C'est la raison pour laquelle nous faisons maintenant, en juillet,
devant vous le point de la situation avec réalisme. Il est tout à
fait possible de parvenir, à Doha, à un résultat satisfaisant pour
tous les Membres et bénéfique tant pour le système commercial que
pour l'économie mondiale. Pour ce faire, les capitales doivent
immédiatement accorder toute leur attention à ce processus. Nous ne
pouvons pas attendre jusqu'au mois de septembre. Début septembre,
nous devons être prêts à entamer le processus intensif de
négociation qui vous permettra de présenter aux Ministres un projet
de déclaration cohérent et équilibré. Nous ne pouvons attendre des
Ministres qu'ils résolvent tous les problèmes en quatre jours à
Doha. Les Ministres nous ont prévenus à maintes reprises que
l'ensemble des points devait faire l'objet d'un large accord avant
qu'ils se réunissent à Doha.
Je
l'ai souvent dit, et c'est toujours vrai: Il est ici question du
lancement de négociations, et non de leur conclusion. L'ordre du jour
doit être équilibré et équitable, et le principe du consensus doit
garantir que le résultat est acceptable pour tous les Membres. Tout
cela est possible. Le principal danger serait de ne pas dégager de
consensus car cela remettrait en question l'attachement des Membres au
système multilatéral et au principe de la coopération
internationale.
J'ai
souvent dit que cette réunion était l'occasion de faire le point de
la situation avec réalisme, et le rapport dont vous êtes saisis
constitue la contribution du Président, ainsi que ma propre
contribution, à cet exercice. Il vous appartient désormais de
dresser votre propre bilan avec réalisme, ici et dans les capitales.

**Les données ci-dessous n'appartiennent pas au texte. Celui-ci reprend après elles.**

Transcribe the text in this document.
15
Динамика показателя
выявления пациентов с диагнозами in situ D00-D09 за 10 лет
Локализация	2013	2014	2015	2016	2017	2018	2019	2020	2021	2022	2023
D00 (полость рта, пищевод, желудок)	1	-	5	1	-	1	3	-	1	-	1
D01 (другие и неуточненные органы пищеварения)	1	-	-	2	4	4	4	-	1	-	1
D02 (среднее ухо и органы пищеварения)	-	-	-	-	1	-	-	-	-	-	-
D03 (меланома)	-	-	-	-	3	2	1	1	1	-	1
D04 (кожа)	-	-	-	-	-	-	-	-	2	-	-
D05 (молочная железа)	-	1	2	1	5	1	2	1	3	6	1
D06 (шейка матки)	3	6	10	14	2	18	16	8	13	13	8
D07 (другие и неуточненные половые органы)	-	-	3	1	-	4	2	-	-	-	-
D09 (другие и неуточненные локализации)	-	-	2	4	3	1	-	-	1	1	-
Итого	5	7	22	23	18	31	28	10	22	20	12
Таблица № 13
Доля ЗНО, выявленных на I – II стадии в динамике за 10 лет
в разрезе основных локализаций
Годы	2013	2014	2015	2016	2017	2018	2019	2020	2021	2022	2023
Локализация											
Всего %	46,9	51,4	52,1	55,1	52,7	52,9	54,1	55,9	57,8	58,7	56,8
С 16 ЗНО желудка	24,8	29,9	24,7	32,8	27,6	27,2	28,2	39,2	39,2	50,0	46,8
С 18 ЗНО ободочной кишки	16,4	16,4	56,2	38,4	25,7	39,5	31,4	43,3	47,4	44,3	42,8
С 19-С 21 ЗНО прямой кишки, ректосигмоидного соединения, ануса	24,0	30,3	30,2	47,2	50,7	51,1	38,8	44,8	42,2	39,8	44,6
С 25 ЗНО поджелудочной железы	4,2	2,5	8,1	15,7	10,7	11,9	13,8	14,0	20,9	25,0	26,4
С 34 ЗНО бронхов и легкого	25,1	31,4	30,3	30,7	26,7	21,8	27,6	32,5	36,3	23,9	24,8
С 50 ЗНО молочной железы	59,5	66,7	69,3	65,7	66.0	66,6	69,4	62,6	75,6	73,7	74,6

Je prie instamment toutes les délégations de se livrer à cet
exercice en toute franchise et dans un esprit constructif. Les
capitales doivent adapter leurs exigences en fonction des besoins des
autres. Cette réunion devrait vous permettre de dire que l'heure est
venue d'être réaliste, et que les positions de longue date doivent
être revues et conciliées afin que nous puissions entamer un
programme de négociations allant dans l'intérêt de tous nos peuples.
Cependant,
je suis certain que nous avons dans cette salle des personnes de
qualité, dotées d'un esprit visionnaire, qui connaissent le prix de
l'immobilisme ainsi que l'état de l'économie mondiale et le rôle
que le système commercial multilatéral peut jouer. Nous savons aussi
que 3 milliards de personnes, soit la moitié de la population
mondiale, vivent avec moins de 2 dollars par jour. Ce chiffre
pourrait atteindre 4 milliards dans les 25 prochaines
années. Nous pouvons faire quelque chose.
Je
me réjouis d'avance de vous revoir en septembre. Mais je dois dire
que la situation est précaire, et que sans générosité, sans bonnes
manières et sans bonne volonté, le processus pourrait imploser et
devenir ingérable. Si nous ne tenons pas pleinement compte de la
réalité actuelle et n'agissons pas en conséquence, au fil des
semaines, cette réalité ne fera qu'empirer et le processus pourrait
devenir ingérable. Si, lorsque nous nous retrouverons en septembre,
les positions demeurent inchangées, je crains le pire. Nous avons
encore le temps; nous devons en profiter. Lorsque nous nous
retrouverons, la question sera: "Qu'est-ce qui a changé?"